You may well believe that if you don’t engage in this type of behaviour you will be a better human being – that it is nobler to stay out of the realm of office politics and the overt use of power.
While understandable, there’s a lot that can’t be achieved when you turn a blind eye to the reality of power. Ignoring this reality is risking throwing the baby out with the bath water!
Power is not limited to leaders or organisations, and it’s not restricted to acts of domination. It’s a basic force in every social interaction. Power defines the way we relate to each other. It dictates whether you get listened to, and determines whether your needs take priority – or get any attention at all.
The truth is that each of us expresses power in a way that best meets our six needs as a human, as explained by Tony Robbins and summarised in the following table.
Driven By Needs
Beyond safety (certainty) and stimulation (uncertainty) we want to be looked up to and have purpose and direction (significance), as well as bonding with others to grow our sense of who we are (connection). Above and beyond this, we want to learn, grow, and contribute to others.
Like it or not we are all, in our own way, driven by these needs.
It is important to note that these needs are not always, or even often, met in a positive way. It is extremely common for people to find significance by exerting power in a very passive way, such as resistance and refusal to engage, as well as aggressively – for example through dictatorial behaviour and language.
Whether at home or at work, connection with others is ideally achieved through genuinely supportive relationships. However, the need to be accepted and fit in can also be met by constantly seeking to please, even where a high level of self-sacrifice is involved.

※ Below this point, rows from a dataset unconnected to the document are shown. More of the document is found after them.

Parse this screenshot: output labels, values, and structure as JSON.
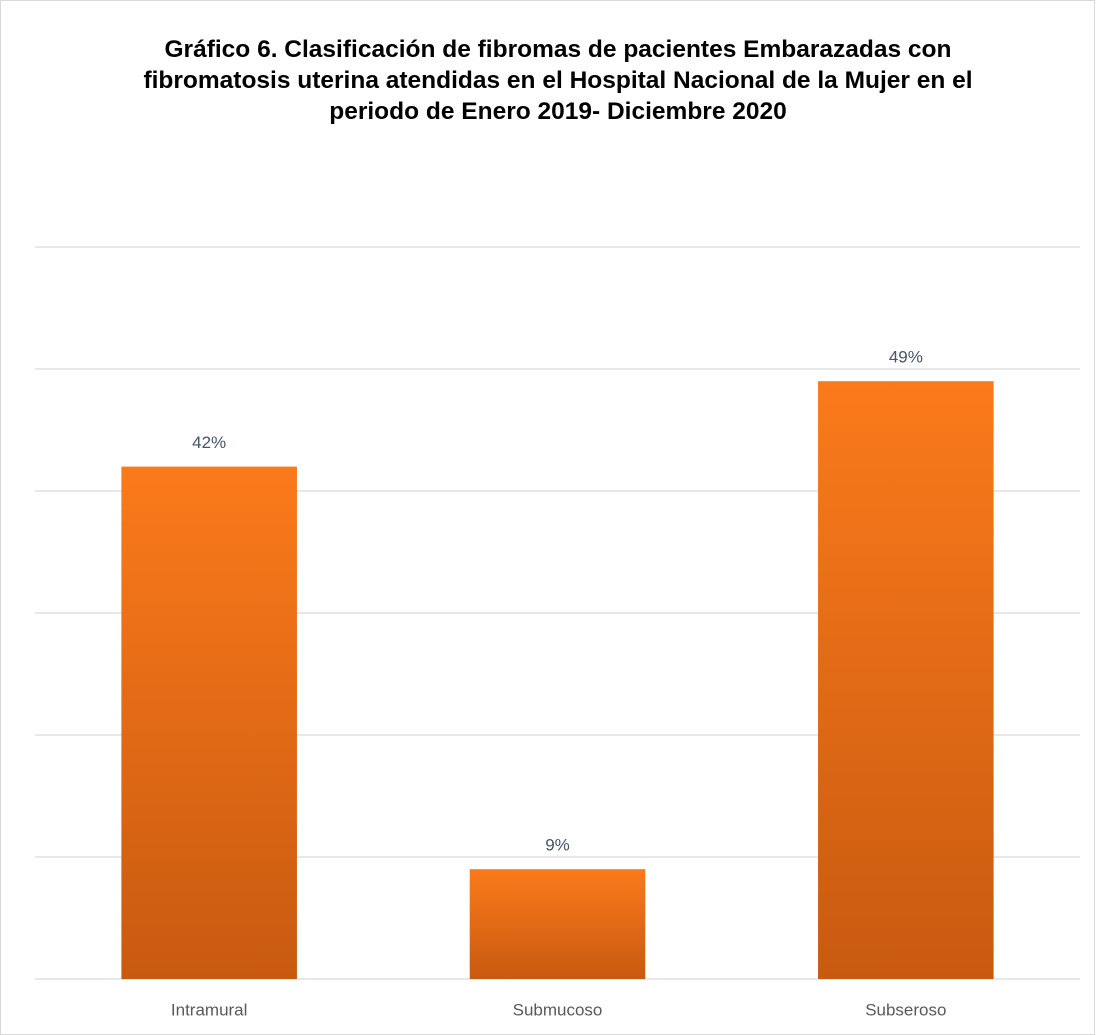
{
  "chart_data": {
    "type": "bar",
    "title": "Gráfico 6. Clasificación de fibromas de pacientes Embarazadas con fibromatosis uterina atendidas en el Hospital Nacional de la Mujer en el periodo de Enero 2019- Diciembre 2020",
    "categories": [
      "Intramural",
      "Submucoso",
      "Subseroso"
    ],
    "values": [
      42,
      9,
      49
    ],
    "value_labels": [
      "42%",
      "9%",
      "49%"
    ],
    "color": "#fb7a1b",
    "ylim": [
      0,
      60
    ],
    "yticks": [
      0,
      10,
      20,
      30,
      40,
      50,
      60
    ],
    "grid": true
  }
}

We are not only humans, we are mammals; and as mammals we group together for safety, support, and connection. All groups of mammals have some form of pecking order, and we’re all familiar with the concept and role of an ‘alpha’ being head of the herd. This is no different in the corporate world.
In my experience, only a small percentage of senior executives have learnt how to balance power and decisiveness with empathy and connection. Many err on the side of decisiveness and single-mindedness; not so many veer towards connection and broad engagement.
To ignore this truth is to leave yourself at the mercy of behaviours that you don’t understand and can’t deal with. Understanding does not mean you have to behave in a way that doesn’t sit well with you.
To avoid burnout, and steer yourself and your transformation program to a successful outcome, you will benefit enormously from appreciating more deeply why others act the way they do.